Comment gérer les pics de pollution dans les entreprises?

Bon à savoir
Modifié le : 
15 juin 2016
Alors que plus de 1,5 millions de Franciliens sont toujours exposés à des niveaux de pollution qui ne respectent pas la réglementation, l'amélioration de la qualité de l'air est un enjeu majeur de santé publique. Dès 2014, Grand Paris Seine Ouest (GPSO) s'est attaqué à la question avec la mise en place d’un système d’alerte pour prévenir des pics de pollution.

Une veille quotidienne pour prévenir

GPSO assure une veille quotidienne sur l’état de la qualité de l’air donné par AIRPARIF, qui  est chargé de sa surveillance en Île-de-France.
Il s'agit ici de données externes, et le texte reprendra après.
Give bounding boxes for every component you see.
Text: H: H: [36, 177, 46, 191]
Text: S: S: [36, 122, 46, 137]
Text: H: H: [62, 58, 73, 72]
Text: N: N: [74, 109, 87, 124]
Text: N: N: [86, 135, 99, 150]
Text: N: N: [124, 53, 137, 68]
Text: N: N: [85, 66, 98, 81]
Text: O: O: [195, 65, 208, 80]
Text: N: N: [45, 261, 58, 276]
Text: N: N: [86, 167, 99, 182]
Lorsque les prévisions montrent un risque de pollution, GPSO alerte les villes qui répercutent l’information auprès des habitants mais aussi auprès des responsables des lieux accueillants des personnes sensibles  (établissements scolaires, de santé,…).

Une procédure particulière a été prévue à destination des entreprises qui emploient près de 200 000 salariés sur le territoire de GPSO. Réduire les déplacements pendant ces périodes, aménager les horaires et les pauses au sein de l’entreprise contribuent à améliorer les conditions de travail des salariés mais aussi à combattre la pollution atmosphérique.

Plusieurs niveaux d’alerte pour mieux réagir

Les entreprises et les salariés engagés dans une démarche PDE (Plan de Déplacements d’Etablissements) sont sensibilisés à ces problématiques de pollution, liées entre autres aux transports. Ils connaissent tous les « bonnes pratiques » privilégiant les transports durables.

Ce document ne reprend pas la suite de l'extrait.